Madame, Monsieur le Président,
Loi reconstruction : des mesures d’application décevantes
L’essentiel :
A la suite des émeutes de juin-juillet dernier, le Gouvernement s’était empressé de faire voter la loi dite « reconstruction » n° 2023-656 du 25 juillet 2023 qui portait habilitation à prendre trois ordonnances :
– L’une permettant, sur le plan urbanistique, d’accélérer l’instruction des demandes d’autorisations d’urbanisme
– L’autre permettant de simplifier le recours aux marchés publics pour les opérations de reconstruction
Il est par ailleurs permis aux collectivités, sous réserve de ne pas modifier la destination du bâtiment, de modifier l’existant dans la limite de 5% du gabarit initial, voire au-delà si la modification est motivée par un objectif d’amélioration de la performance énergétique ou par une mise aux normes accessibilité sécurité.

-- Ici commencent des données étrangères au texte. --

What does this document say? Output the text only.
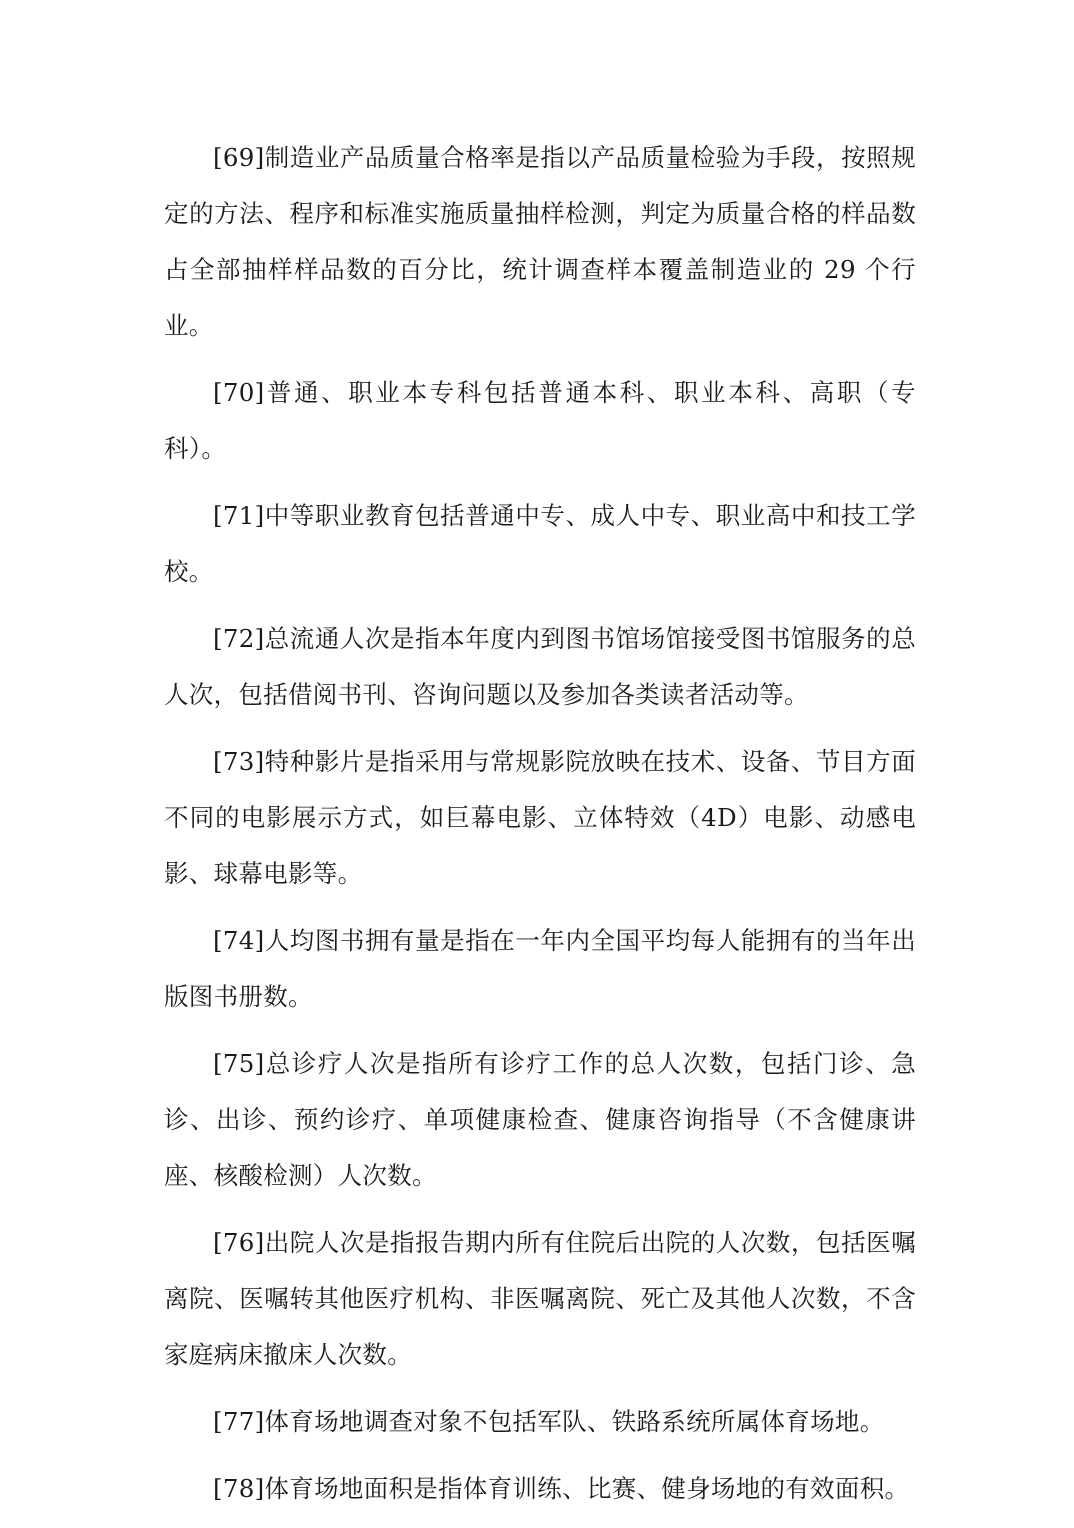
[69]制造业产品质量合格率是指以产品质量检验为手段，按照规定的方法、程序和标准实施质量抽样检测，判定为质量合格的样品数占全部抽样样品数的百分比，统计调查样本覆盖制造业的 29 个行业。

[70]普通、职业本专科包括普通本科、职业本科、高职（专科）。

[71]中等职业教育包括普通中专、成人中专、职业高中和技工学校。

[72]总流通人次是指本年度内到图书馆场馆接受图书馆服务的总人次，包括借阅书刊、咨询问题以及参加各类读者活动等。

[73]特种影片是指采用与常规影院放映在技术、设备、节目方面不同的电影展示方式，如巨幕电影、立体特效（4D）电影、动感电影、球幕电影等。

[74]人均图书拥有量是指在一年内全国平均每人能拥有的当年出版图书册数。

[75]总诊疗人次是指所有诊疗工作的总人次数，包括门诊、急诊、出诊、预约诊疗、单项健康检查、健康咨询指导（不含健康讲座、核酸检测）人次数。

[76]出院人次是指报告期内所有住院后出院的人次数，包括医嘱离院、医嘱转其他医疗机构、非医嘱离院、死亡及其他人次数，不含家庭病床撤床人次数。

[77]体育场地调查对象不包括军队、铁路系统所属体育场地。

[78]体育场地面积是指体育训练、比赛、健身场地的有效面积。
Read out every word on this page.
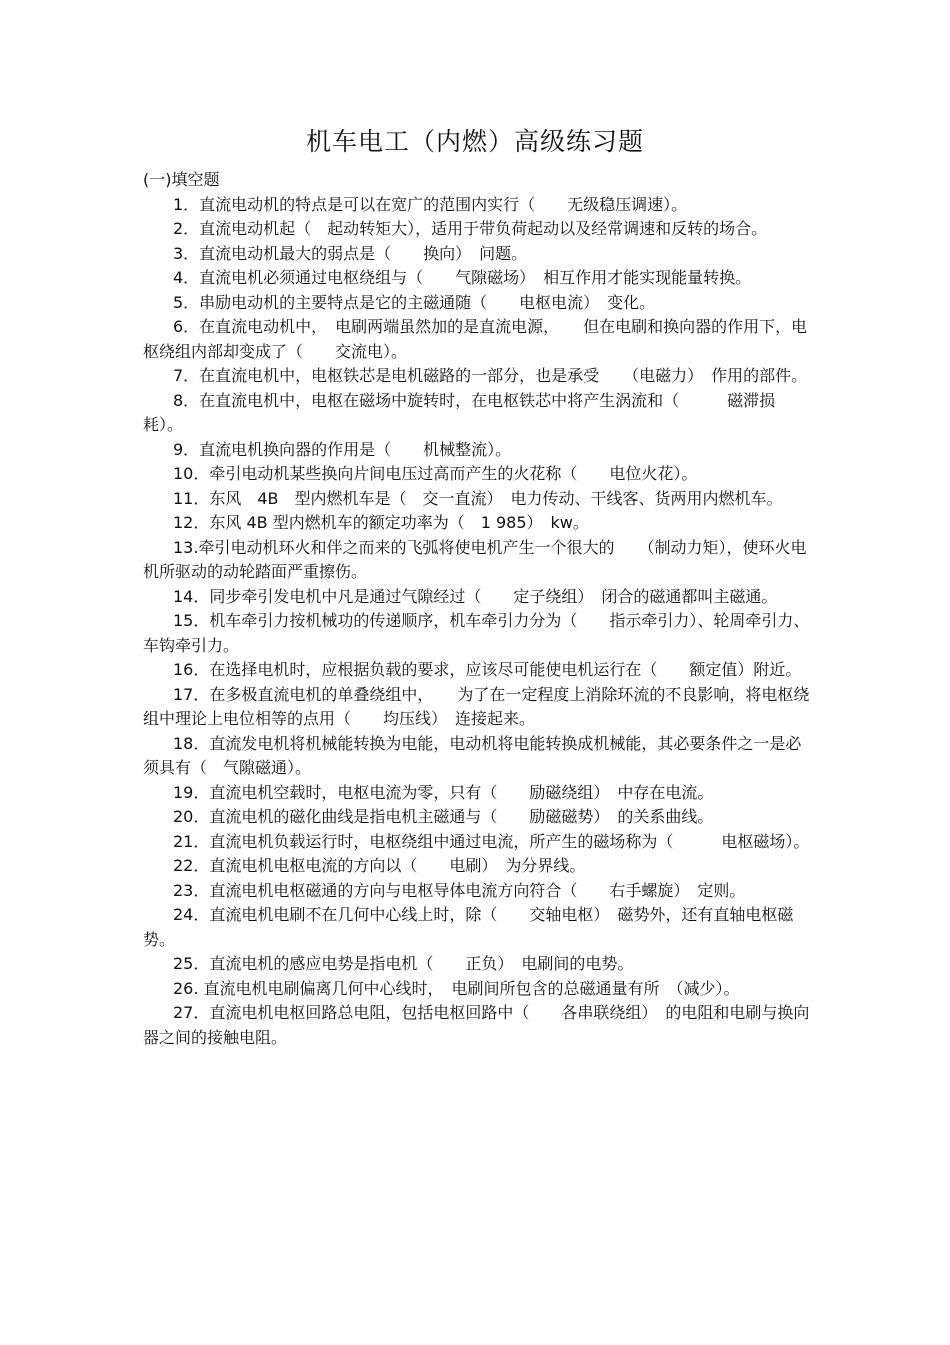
机车电工（内燃）高级练习题

(一)填空题

1．直流电动机的特点是可以在宽广的范围内实行（　　无级稳压调速）。

2．直流电动机起（　起动转矩大），适用于带负荷起动以及经常调速和反转的场合。

3．直流电动机最大的弱点是（　　换向）　问题。

4．直流电机必须通过电枢绕组与（　　气隙磁场）　相互作用才能实现能量转换。

5．串励电动机的主要特点是它的主磁通随（　　电枢电流）　变化。

6．在直流电动机中，　电刷两端虽然加的是直流电源，　　但在电刷和换向器的作用下，电枢绕组内部却变成了（　　交流电）。

7．在直流电机中，电枢铁芯是电机磁路的一部分，也是承受　　（电磁力）　作用的部件。

8．在直流电机中，电枢在磁场中旋转时，在电枢铁芯中将产生涡流和（　　　磁滞损耗）。

9．直流电机换向器的作用是（　　机械整流）。

10．牵引电动机某些换向片间电压过高而产生的火花称（　　电位火花）。

11．东风　4B　型内燃机车是（　交一直流）　电力传动、干线客、货两用内燃机车。

12．东风 4B 型内燃机车的额定功率为（　1 985）　kw。

13.牵引电动机环火和伴之而来的飞弧将使电机产生一个很大的　　（制动力矩），使环火电机所驱动的动轮踏面严重擦伤。

14．同步牵引发电机中凡是通过气隙经过（　　定子绕组）　闭合的磁通都叫主磁通。

15．机车牵引力按机械功的传递顺序，机车牵引力分为（　　指示牵引力）、轮周牵引力、车钩牵引力。

16．在选择电机时，应根据负载的要求，应该尽可能使电机运行在（　　额定值）附近。

17．在多极直流电机的单叠绕组中，　　为了在一定程度上消除环流的不良影响，将电枢绕组中理论上电位相等的点用（　　均压线）　连接起来。

18．直流发电机将机械能转换为电能，电动机将电能转换成机械能，其必要条件之一是必须具有（　气隙磁通）。

19．直流电机空载时，电枢电流为零，只有（　　励磁绕组）　中存在电流。

20．直流电机的磁化曲线是指电机主磁通与（　　励磁磁势）　的关系曲线。

21．直流电机负载运行时，电枢绕组中通过电流，所产生的磁场称为（　　　电枢磁场）。

22．直流电机电枢电流的方向以（　　电刷）　为分界线。

23．直流电机电枢磁通的方向与电枢导体电流方向符合（　　右手螺旋）　定则。

24．直流电机电刷不在几何中心线上时，除（　　交轴电枢）　磁势外，还有直轴电枢磁势。

25．直流电机的感应电势是指电机（　　正负）　电刷间的电势。

26. 直流电机电刷偏离几何中心线时，　电刷间所包含的总磁通量有所　（减少）。

27．直流电机电枢回路总电阻，包括电枢回路中（　　各串联绕组）　的电阻和电刷与换向器之间的接触电阻。
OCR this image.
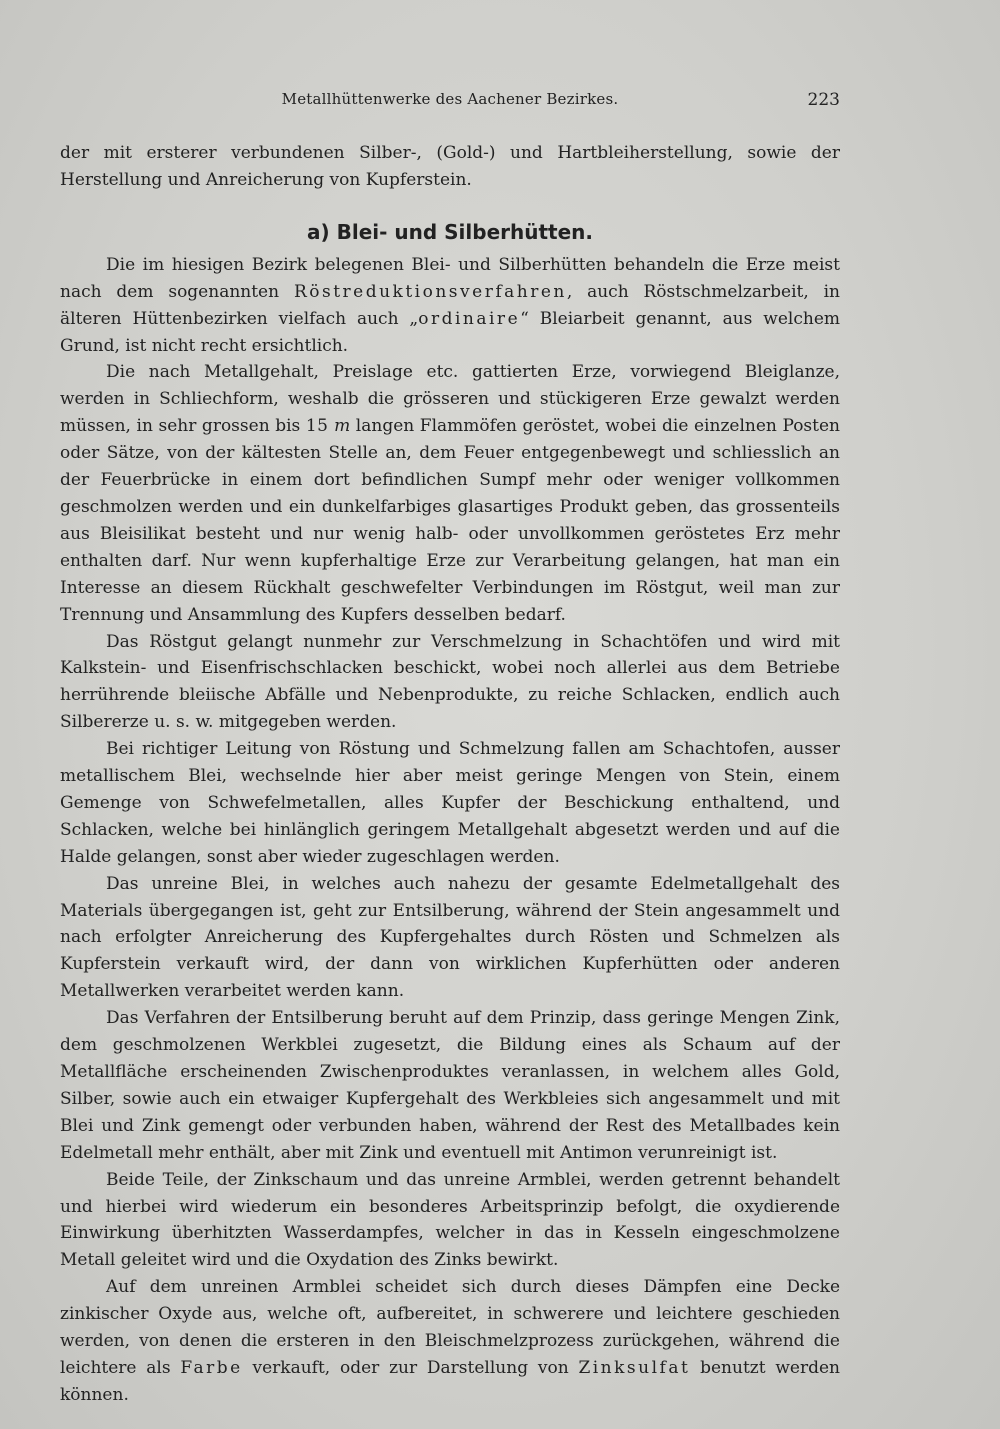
Metallhüttenwerke des Aachener Bezirkes.	223

der mit ersterer verbundenen Silber-, (Gold-) und Hartbleiherstellung, sowie der Herstellung und Anreicherung von Kupferstein.

a) Blei- und Silberhütten.

Die im hiesigen Bezirk belegenen Blei- und Silberhütten behandeln die Erze meist nach dem sogenannten Röstreduktionsverfahren, auch Röstschmelzarbeit, in älteren Hüttenbezirken vielfach auch „ordinaire“ Bleiarbeit genannt, aus welchem Grund, ist nicht recht ersichtlich.

Die nach Metallgehalt, Preislage etc. gattierten Erze, vorwiegend Bleiglanze, werden in Schliechform, weshalb die grösseren und stückigeren Erze gewalzt werden müssen, in sehr grossen bis 15 m langen Flammöfen geröstet, wobei die einzelnen Posten oder Sätze, von der kältesten Stelle an, dem Feuer entgegenbewegt und schliesslich an der Feuerbrücke in einem dort befindlichen Sumpf mehr oder weniger vollkommen geschmolzen werden und ein dunkelfarbiges glasartiges Produkt geben, das grossenteils aus Bleisilikat besteht und nur wenig halb- oder unvollkommen geröstetes Erz mehr enthalten darf. Nur wenn kupferhaltige Erze zur Verarbeitung gelangen, hat man ein Interesse an diesem Rückhalt geschwefelter Verbindungen im Röstgut, weil man zur Trennung und Ansammlung des Kupfers desselben bedarf.

Das Röstgut gelangt nunmehr zur Verschmelzung in Schachtöfen und wird mit Kalkstein- und Eisenfrischschlacken beschickt, wobei noch allerlei aus dem Betriebe herrührende bleiische Abfälle und Nebenprodukte, zu reiche Schlacken, endlich auch Silbererze u. s. w. mitgegeben werden.

Bei richtiger Leitung von Röstung und Schmelzung fallen am Schachtofen, ausser metallischem Blei, wechselnde hier aber meist geringe Mengen von Stein, einem Gemenge von Schwefelmetallen, alles Kupfer der Beschickung enthaltend, und Schlacken, welche bei hinlänglich geringem Metallgehalt abgesetzt werden und auf die Halde gelangen, sonst aber wieder zugeschlagen werden.

Das unreine Blei, in welches auch nahezu der gesamte Edelmetallgehalt des Materials übergegangen ist, geht zur Entsilberung, während der Stein angesammelt und nach erfolgter Anreicherung des Kupfergehaltes durch Rösten und Schmelzen als Kupferstein verkauft wird, der dann von wirklichen Kupferhütten oder anderen Metallwerken verarbeitet werden kann.

Das Verfahren der Entsilberung beruht auf dem Prinzip, dass geringe Mengen Zink, dem geschmolzenen Werkblei zugesetzt, die Bildung eines als Schaum auf der Metallfläche erscheinenden Zwischenproduktes veranlassen, in welchem alles Gold, Silber, sowie auch ein etwaiger Kupfergehalt des Werkbleies sich angesammelt und mit Blei und Zink gemengt oder verbunden haben, während der Rest des Metallbades kein Edelmetall mehr enthält, aber mit Zink und eventuell mit Antimon verunreinigt ist.

Beide Teile, der Zinkschaum und das unreine Armblei, werden getrennt behandelt und hierbei wird wiederum ein besonderes Arbeitsprinzip befolgt, die oxydierende Einwirkung überhitzten Wasserdampfes, welcher in das in Kesseln eingeschmolzene Metall geleitet wird und die Oxydation des Zinks bewirkt.

Auf dem unreinen Armblei scheidet sich durch dieses Dämpfen eine Decke zinkischer Oxyde aus, welche oft, aufbereitet, in schwerere und leichtere geschieden werden, von denen die ersteren in den Bleischmelzprozess zurückgehen, während die leichtere als Farbe verkauft, oder zur Darstellung von Zinksulfat benutzt werden können.
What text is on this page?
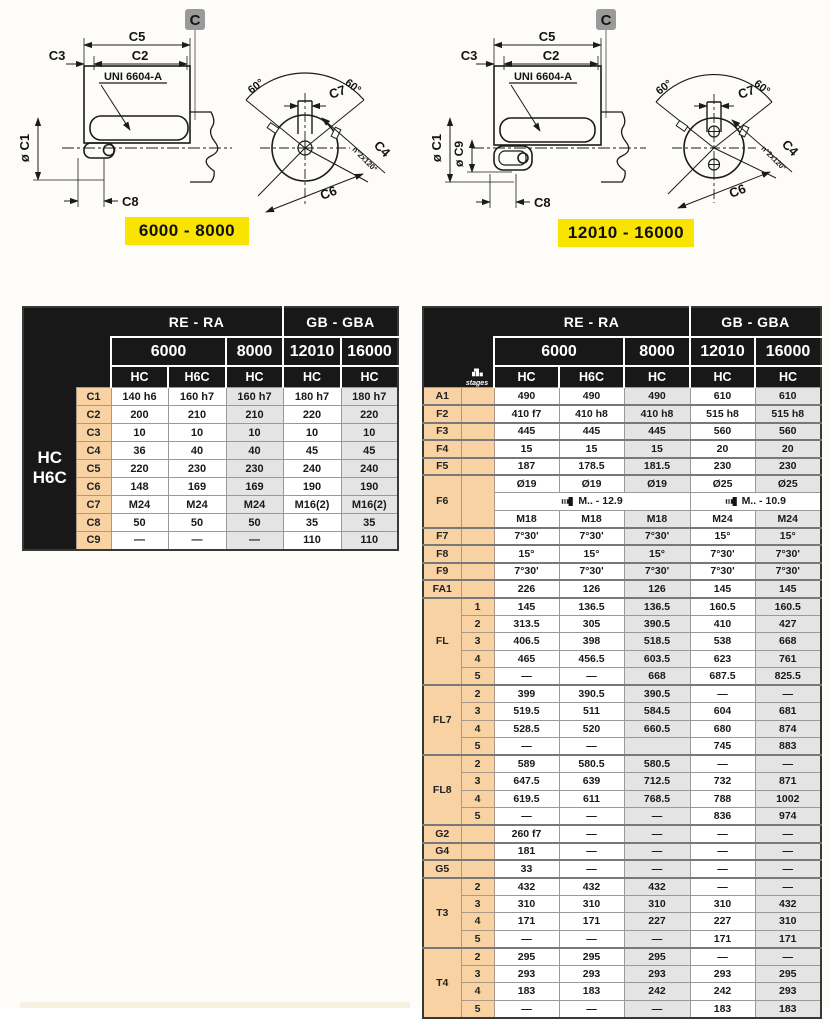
C
C5
C2
C3
UNI 6604-A
ø C1
C8
60°	60°
C7
C4
n°2x120°
C6
C
C5
C2
C3
UNI 6604-A
ø C1 ø C9
C8
60°	60°
C7
C4
n°2x120°
C6
6000 - 8000	12010 - 16000
		RE - RA			GB - GBA	
		6000		8000	12010	16000
		HC	H6C	HC	HC	HC

HC
H6C	C1	140 h6	160 h7	160 h7	180 h7	180 h7
	C2	200	210	210	220	220
	C3	10	10	10	10	10
	C4	36	40	40	45	45
	C5	220	230	230	240	240
	C6	148	169	169	190	190
	C7	M24	M24	M24	M16(2)	M16(2)
	C8	50	50	50	35	35
	C9	—	—	—	110	110
		RE - RA			GB - GBA	
		6000		8000	12010	16000

	stages	HC	H6C	HC	HC	HC
A1		490	490	490	610	610
F2		410 f7	410 h8	410 h8	515 h8	515 h8
F3		445	445	445	560	560
F4		15	15	15	20	20
F5		187	178.5	181.5	230	230
F6		Ø19	Ø19	Ø19	Ø25	Ø25
		M.. - 12.9			M.. - 10.9	
		M18	M18	M18	M24	M24
F7		7°30'	7°30'	7°30'	15°	15°
F8		15°	15°	15°	7°30'	7°30'
F9		7°30'	7°30'	7°30'	7°30'	7°30'
FA1		226	126	126	145	145
FL	1	145	136.5	136.5	160.5	160.5
	2	313.5	305	390.5	410	427
	3	406.5	398	518.5	538	668
	4	465	456.5	603.5	623	761
	5	—	—	668	687.5	825.5
FL7	2	399	390.5	390.5	—	—
	3	519.5	511	584.5	604	681
	4	528.5	520	660.5	680	874
	5	—	—		745	883
FL8	2	589	580.5	580.5	—	—
	3	647.5	639	712.5	732	871
	4	619.5	611	768.5	788	1002
	5	—	—	—	836	974
G2		260 f7	—	—	—	—
G4		181	—	—	—	—
G5		33	—	—	—	—
T3	2	432	432	432	—	—
	3	310	310	310	310	432
	4	171	171	227	227	310
	5	—	—	—	171	171
T4	2	295	295	295	—	—
	3	293	293	293	293	295
	4	183	183	242	242	293
	5	—	—	—	183	183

La nécessité de procéder à une publicité est supprimée pour les travaux strictement nécessaire à la reconstruction et à la réfection dont la valeur estimée est inférieure à 1 500 000 € ainsi que pour les lots inférieurs à 1 000 000 € à la condition que le montant total des lots en cause n’excède pas 20 % du montant total de l’opération.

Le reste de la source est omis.